I can remember the sense of relief.
After the intense EMDR work though, the memories are spotty at best.
I’m sure there were more before.
A sentence my brother said.
Something I blurted out.
Something that was specifically done by one of us.
But I can’t recall now.
At all.
And I’m kinda grateful for that.
I’m not grateful for my paranoia.
But I’m hopeful it can start to fade now.
Because Thursday afternoon, just hours after my EMDR session, was the first time I was away from Bruce without obsessive, constant thoughts about him perishing in a fire.
The very first time.
I thought about it on the way home.
But I thought about how I hadn’t thought about it yet, and I was listening to a podcast, and it left my mind again, and I enjoyed the podcast the rest of the way home.
I didn’t anxiously obsess over Bruce, and the fire alarm going off on him.
It finally gave me a sense of relief.
Similar to what I felt while my Mom was coaxing the information out of me all of those years ago.
Maybe I can’t be there to put out all of the fires that start.
But maybe some fires won’t take off like expected.
And I know I feel like I can’t count on anyone else, but maybe that’s putting too much pressure on myself.

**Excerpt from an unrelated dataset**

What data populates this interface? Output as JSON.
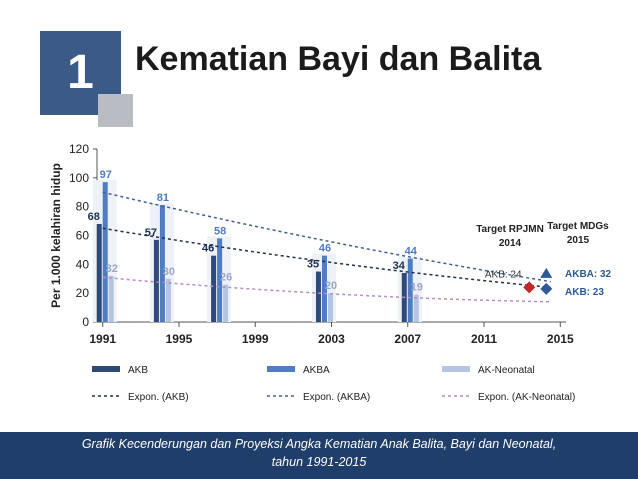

I know a lot of those feelings stem from shituations like this.
From me sitting alone, dealing with something by myself that my brother had more of a hand in than I.
But I took the responsibility.
And I told the truth, even though it was scary.
And I’m so grateful for EMDR right now.
I kept feeling rushes of cool water sweep over me while in session.
I found it quite healing.
I do think I need another session or two on this topic.
I don’t think one is quite enough.
But I know it’s a huge start.
It’s a leaping off point from where I was on Thursday at 10am, an hour before my appointment.
I’m so grateful that I’m with a therapist that I trust with everything right now.
It’s wonderful to be able to work with someone whom I know is there for me 110%.
And my fear of fires may not be completely gone right now, but I do think that our EMDR work will have a positive impact on it.
And that hopefully, at some point in the near future, I’ll be able to leave Bruce, or whatever dog I may have at the time, home alone, without this impending doom feeling.